Published on 26 January 2015
PEFC International is extremely pleased to welcome New Zealand as the newest member of the PEFC alliance. With the acceptance of the New Zealand Forest Certification Association (NZFCA) as the PEFC National Member for New Zealand, the country’s forest growers gain visibility in the world’s leading forest certification system.
“We are delighted to be accepted into membership of PEFC and to represent PEFC in New Zealand,” says Dr Andrew McEwen, chair of NZFCA. “We are pleased for New Zealand to join PEFC, and its commitment to support sustainable forest management,” said Ben Gunneberg, CEO of PEFC International. “We appreciate the tremendous efforts of stakeholders in New Zealand in establishing NZFCA, and we are looking forward to a long and fruitful collaboration advancing responsible forestry and trade in forest products.”

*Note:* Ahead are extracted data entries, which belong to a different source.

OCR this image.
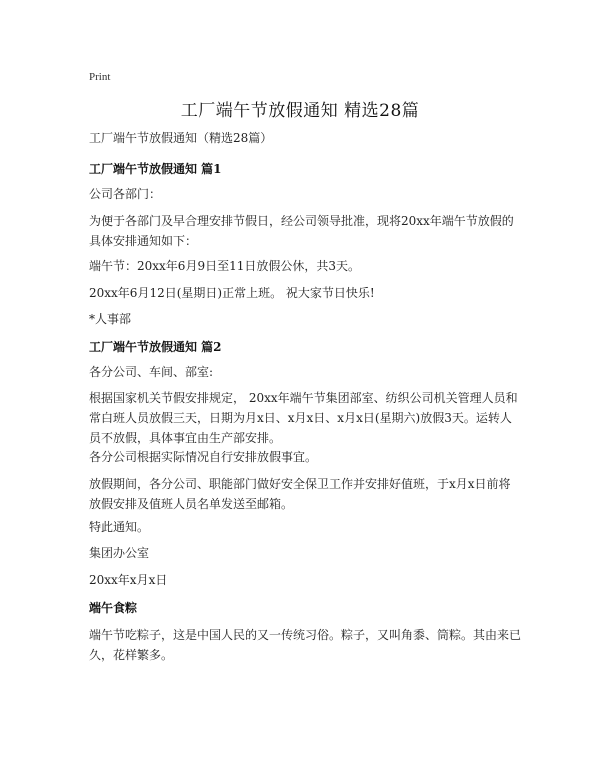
Print
工厂端午节放假通知 精选28篇

工厂端午节放假通知（精选28篇）

工厂端午节放假通知 篇1

公司各部门：

为便于各部门及早合理安排节假日，经公司领导批准，现将20xx年端午节放假的具体安排通知如下：

端午节：20xx年6月9日至11日放假公休，共3天。

20xx年6月12日(星期日)正常上班。 祝大家节日快乐!

*人事部

工厂端午节放假通知 篇2

各分公司、车间、部室:

根据国家机关节假安排规定， 20xx年端午节集团部室、纺织公司机关管理人员和常白班人员放假三天，日期为月x日、x月x日、x月x日(星期六)放假3天。运转人员不放假，具体事宜由生产部安排。

各分公司根据实际情况自行安排放假事宜。

放假期间，各分公司、职能部门做好安全保卫工作并安排好值班，于x月x日前将放假安排及值班人员名单发送至邮箱。

特此通知。

集团办公室

20xx年x月x日

端午食粽

端午节吃粽子，这是中国人民的又一传统习俗。粽子，又叫角黍、筒粽。其由来已久，花样繁多。
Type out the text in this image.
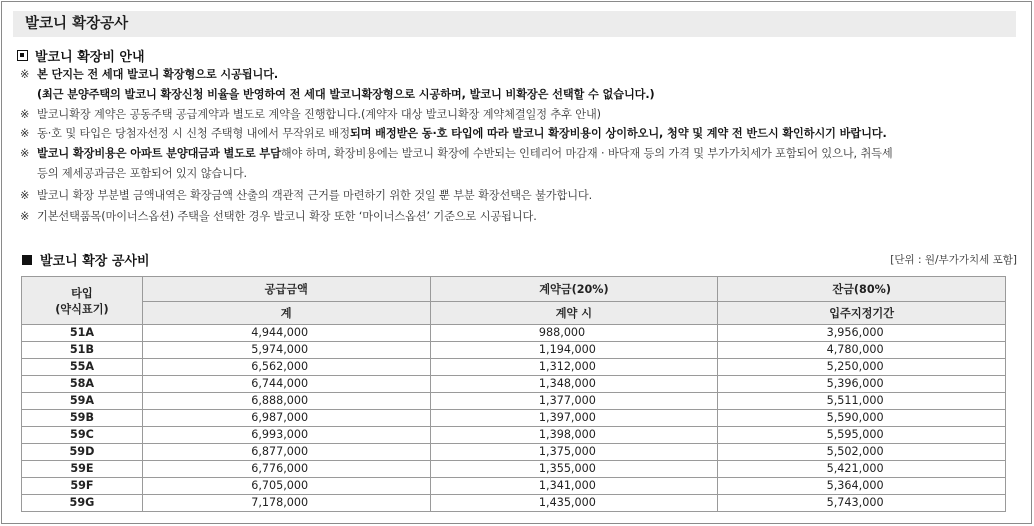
발코니 확장공사
발코니 확장비 안내
※ 본 단지는 전 세대 발코니 확장형으로 시공됩니다.
(최근 분양주택의 발코니 확장신청 비율을 반영하여 전 세대 발코니확장형으로 시공하며, 발코니 비확장은 선택할 수 없습니다.)
※ 발코니확장 계약은 공동주택 공급계약과 별도로 계약을 진행합니다.(계약자 대상 발코니확장 계약체결일정 추후 안내)
※ 동·호 및 타입은 당첨자선정 시 신청 주택형 내에서 무작위로 배정되며 배정받은 동·호 타입에 따라 발코니 확장비용이 상이하오니, 청약 및 계약 전 반드시 확인하시기 바랍니다.
※ 발코니 확장비용은 아파트 분양대금과 별도로 부담해야 하며, 확장비용에는 발코니 확장에 수반되는 인테리어 마감재 · 바닥재 등의 가격 및 부가가치세가 포함되어 있으나, 취득세
등의 제세공과금은 포함되어 있지 않습니다.
※ 발코니 확장 부분별 금액내역은 확장금액 산출의 객관적 근거를 마련하기 위한 것일 뿐 부분 확장선택은 불가합니다.
※ 기본선택품목(마이너스옵션) 주택을 선택한 경우 발코니 확장 또한 ‘마이너스옵션’ 기준으로 시공됩니다.
발코니 확장 공사비	[단위 : 원/부가가치세 포함]
타입
(약식표기)	공급금액	계약금(20%)	잔금(80%)
	계	계약 시	입주지정기간
51A	4,944,000	988,000	3,956,000
51B	5,974,000	1,194,000	4,780,000
55A	6,562,000	1,312,000	5,250,000
58A	6,744,000	1,348,000	5,396,000
59A	6,888,000	1,377,000	5,511,000
59B	6,987,000	1,397,000	5,590,000
59C	6,993,000	1,398,000	5,595,000
59D	6,877,000	1,375,000	5,502,000
59E	6,776,000	1,355,000	5,421,000
59F	6,705,000	1,341,000	5,364,000
59G	7,178,000	1,435,000	5,743,000
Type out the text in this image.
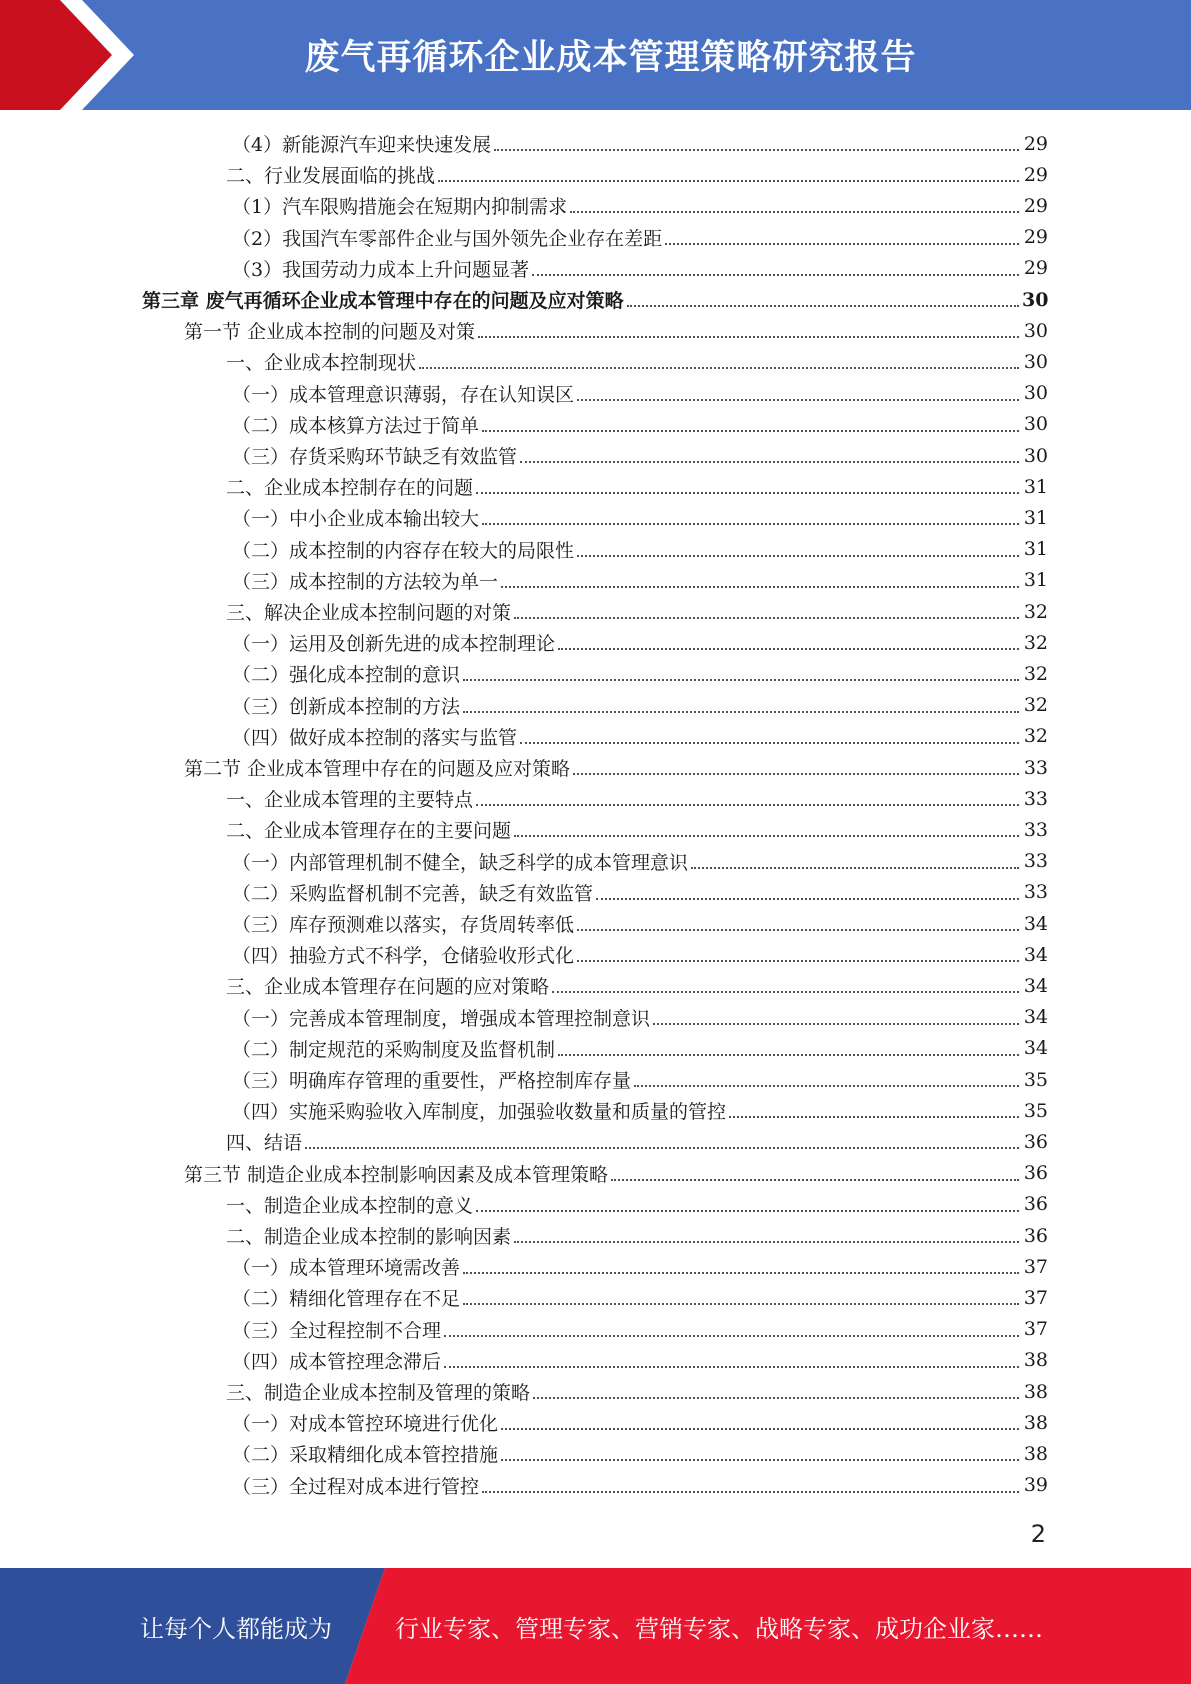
废气再循环企业成本管理策略研究报告
（4）新能源汽车迎来快速发展	29
二、行业发展面临的挑战	29
（1）汽车限购措施会在短期内抑制需求	29
（2）我国汽车零部件企业与国外领先企业存在差距	29
（3）我国劳动力成本上升问题显著	29
第三章 废气再循环企业成本管理中存在的问题及应对策略	30
第一节 企业成本控制的问题及对策	30
一、企业成本控制现状	30
（一）成本管理意识薄弱，存在认知误区	30
（二）成本核算方法过于简单	30
（三）存货采购环节缺乏有效监管	30
二、企业成本控制存在的问题	31
（一）中小企业成本输出较大	31
（二）成本控制的内容存在较大的局限性	31
（三）成本控制的方法较为单一	31
三、解决企业成本控制问题的对策	32
（一）运用及创新先进的成本控制理论	32
（二）强化成本控制的意识	32
（三）创新成本控制的方法	32
（四）做好成本控制的落实与监管	32
第二节 企业成本管理中存在的问题及应对策略	33
一、企业成本管理的主要特点	33
二、企业成本管理存在的主要问题	33
（一）内部管理机制不健全，缺乏科学的成本管理意识	33
（二）采购监督机制不完善，缺乏有效监管	33
（三）库存预测难以落实，存货周转率低	34
（四）抽验方式不科学，仓储验收形式化	34
三、企业成本管理存在问题的应对策略	34
（一）完善成本管理制度，增强成本管理控制意识	34
（二）制定规范的采购制度及监督机制	34
（三）明确库存管理的重要性，严格控制库存量	35
（四）实施采购验收入库制度，加强验收数量和质量的管控	35
四、结语	36
第三节 制造企业成本控制影响因素及成本管理策略	36
一、制造企业成本控制的意义	36
二、制造企业成本控制的影响因素	36
（一）成本管理环境需改善	37
（二）精细化管理存在不足	37
（三）全过程控制不合理	37
（四）成本管控理念滞后	38
三、制造企业成本控制及管理的策略	38
（一）对成本管控环境进行优化	38
（二）采取精细化成本管控措施	38
（三）全过程对成本进行管控	39
2
让每个人都能成为	行业专家、管理专家、营销专家、战略专家、成功企业家……
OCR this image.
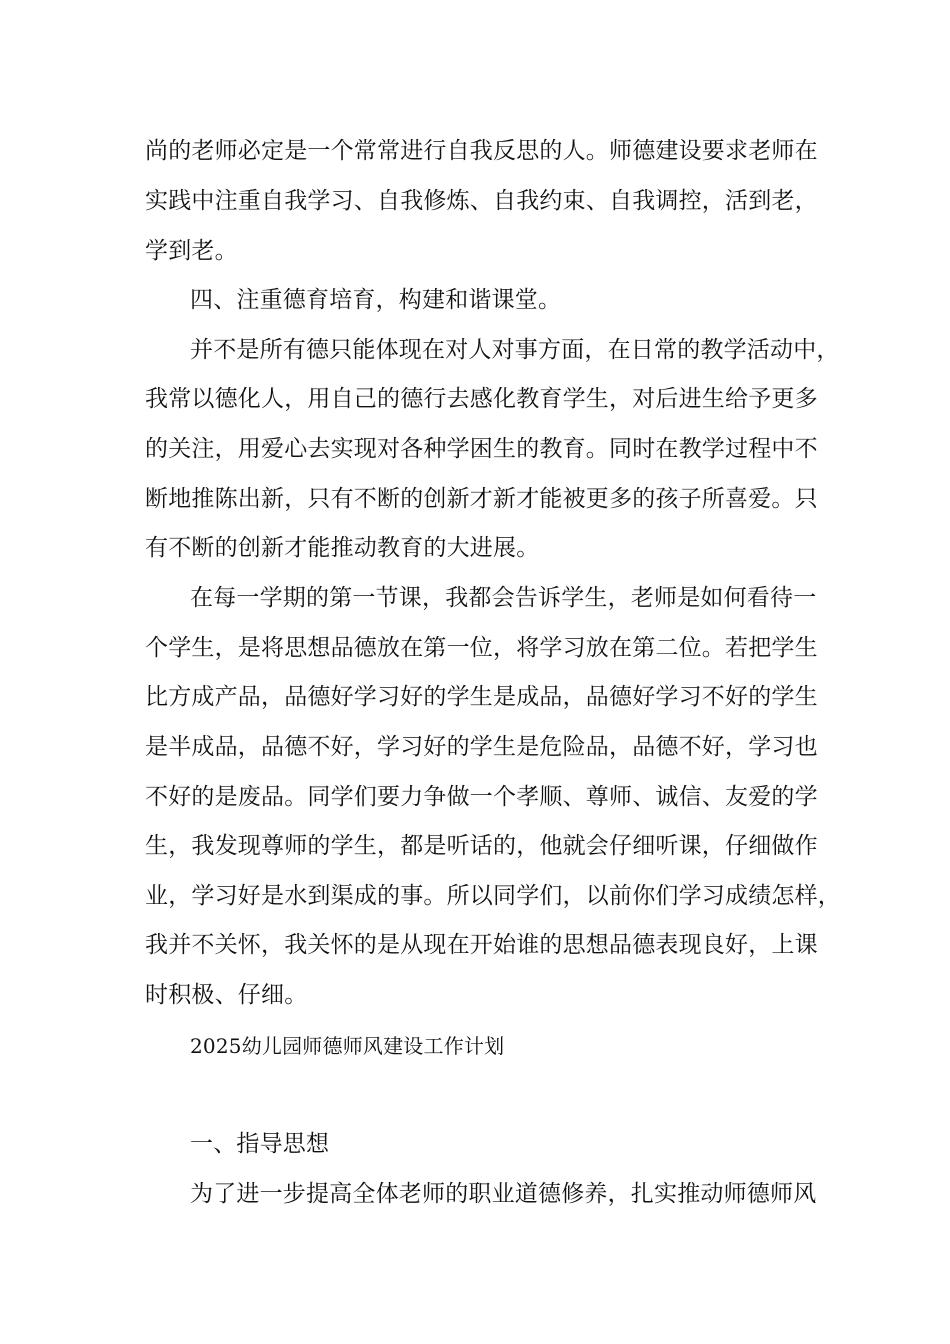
尚的老师必定是一个常常进行自我反思的人。师德建设要求老师在
实践中注重自我学习、自我修炼、自我约束、自我调控，活到老，
学到老。
四、注重德育培育，构建和谐课堂。
并不是所有德只能体现在对人对事方面，在日常的教学活动中，
我常以德化人，用自己的德行去感化教育学生，对后进生给予更多
的关注，用爱心去实现对各种学困生的教育。同时在教学过程中不
断地推陈出新，只有不断的创新才新才能被更多的孩子所喜爱。只
有不断的创新才能推动教育的大进展。
在每一学期的第一节课，我都会告诉学生，老师是如何看待一
个学生，是将思想品德放在第一位，将学习放在第二位。若把学生
比方成产品，品德好学习好的学生是成品，品德好学习不好的学生
是半成品，品德不好，学习好的学生是危险品，品德不好，学习也
不好的是废品。同学们要力争做一个孝顺、尊师、诚信、友爱的学
生，我发现尊师的学生，都是听话的，他就会仔细听课，仔细做作
业，学习好是水到渠成的事。所以同学们，以前你们学习成绩怎样，
我并不关怀，我关怀的是从现在开始谁的思想品德表现良好，上课
时积极、仔细。
2025幼儿园师德师风建设工作计划
一、指导思想
为了进一步提高全体老师的职业道德修养，扎实推动师德师风
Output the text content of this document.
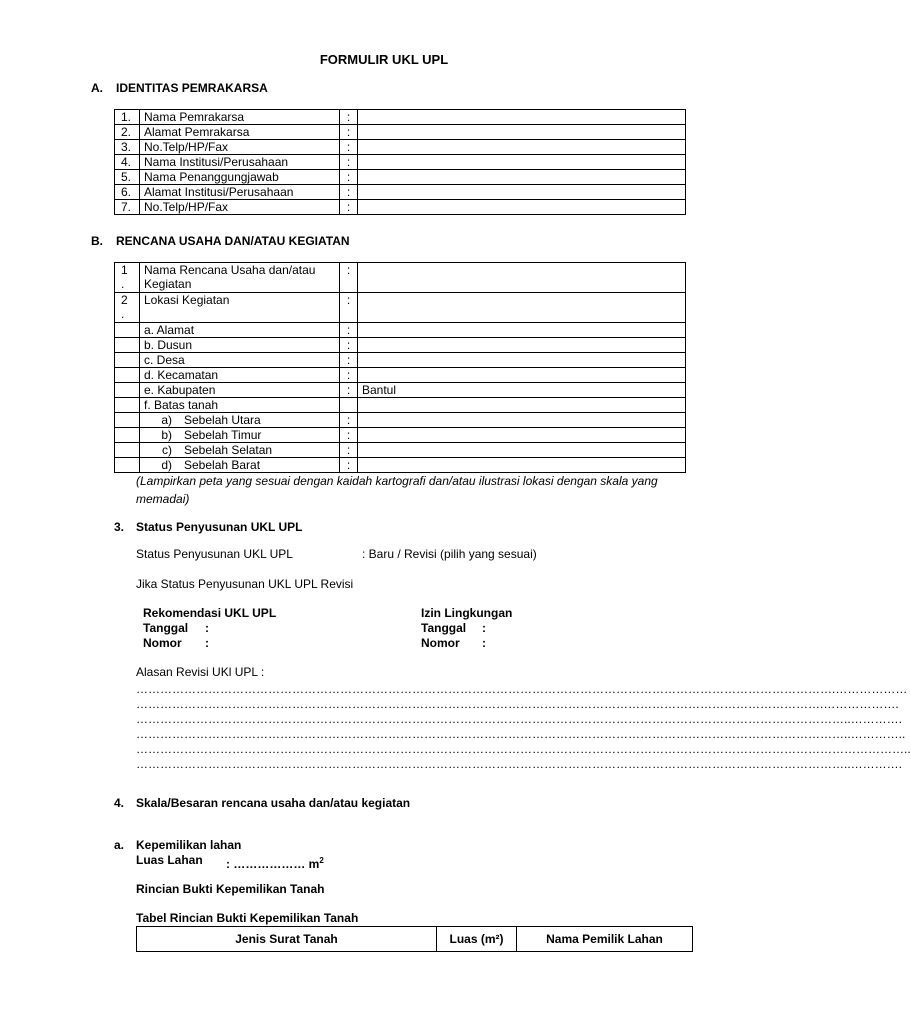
FORMULIR UKL UPL
A. IDENTITAS PEMRAKARSA
1.	Nama Pemrakarsa	:	
2.	Alamat Pemrakarsa	:	
3.	No.Telp/HP/Fax	:	
4.	Nama Institusi/Perusahaan	:	
5.	Nama Penanggungjawab	:	
6.	Alamat Institusi/Perusahaan	:	
7.	No.Telp/HP/Fax	:	
B. RENCANA USAHA DAN/ATAU KEGIATAN
1
.	Nama Rencana Usaha dan/atau Kegiatan	:	
2
.	Lokasi Kegiatan	:	
	a. Alamat	:	
	b. Dusun	:	
	c. Desa	:	
	d. Kecamatan	:	
	e. Kabupaten	:	Bantul
	f. Batas tanah		
	a) Sebelah Utara	:	
	b) Sebelah Timur	:	
	c) Sebelah Selatan	:	
	d) Sebelah Barat	:	
(Lampirkan peta yang sesuai dengan kaidah kartografi dan/atau ilustrasi lokasi dengan skala yang
memadai)
3. Status Penyusunan UKL UPL
Status Penyusunan UKL UPL	: Baru / Revisi (pilih yang sesuai)
Jika Status Penyusunan UKL UPL Revisi
Rekomendasi UKL UPL
Tanggal :
Nomor :
Izin Lingkungan
Tanggal :
Nomor :
Alasan Revisi UKl UPL :
………………………………………………………………………………………………………………………………………………………….………………
……………………………………………………………………………………………………………………………………………………….……………….
……………………………………………………………………………………………………………………………………………………………..………….
……………………………………………………………………………………………………………………………………………………………..…………..
…………………………………………………………………………………………………………………………………………………………………………..
……………………………………………………………………………………………………………………………………………………………..………….
4. Skala/Besaran rencana usaha dan/atau kegiatan
a. Kepemilikan lahan
Luas Lahan : ……………… $m^2$
Rincian Bukti Kepemilikan Tanah
Tabel Rincian Bukti Kepemilikan Tanah
Jenis Surat Tanah	Luas (m²)	Nama Pemilik Lahan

Many of the countries that purchase New Zealand forest products (or compete with New Zealand exports) are already PEFC members, including China, Japan, Indonesia, Canada, Chile, Malaysia, Russia, and the USA. Other major markets such as India are also looking at joining.
“It makes sense for New Zealand forest growers to be in a position to supply PEFC certified forest products to all these markets,” says Dr McEwen. NZFCA hopes to have a PEFC endorsed certification system based on the New Zealand Standard for Sustainable Forest Management (NZS AS 4708:2014) in place later this year. The New Zealand Standard is an adoption of the Australian Forestry Standard (AS 4708:2013) which is the basis for the PEFC endorsed Australian Forest Certification system. NZFCA is working closely with Australian Forestry Standard Ltd.(AFS), in order to benefit from the close relationships between the two countries with many forest owners, managers and processors operating in both.
“We acknowledge the assistance we have had from Australian Forestry Standard Ltd., financial assistance from the Wood Council of New Zealand who initiated the project, support from Standards New Zealand, financial assistance from the Ministry of Foreign Affairs and Trade and the support of PEFC,” said Dr McEwen. “Without their support we could not have so much progress in such a short time.”
An increasing number of companies in New Zealand are taking on PEFC Chain of Custody certification, enabling them to manufacture and trade PEFC-certified products and utilize the PEFC label, which has been found to be the most trusted forest certification label globally. Until now, this only has only been possible with imported material. Endorsement by PEFC of a New Zealand forest management certification system will allow New Zealand forest owners to obtain certification for their responsible management practices and allow processors and others along the forest products supply chain will be able to procure PEFC-certified material from local, sustainable managed sources.
“This will be beneficial for all those along the forest products value chain, from forest growers to manufacturers and exporters as it opens up opportunities for new markets for forest products produced from New Zealand forests,” said Dr McEwen.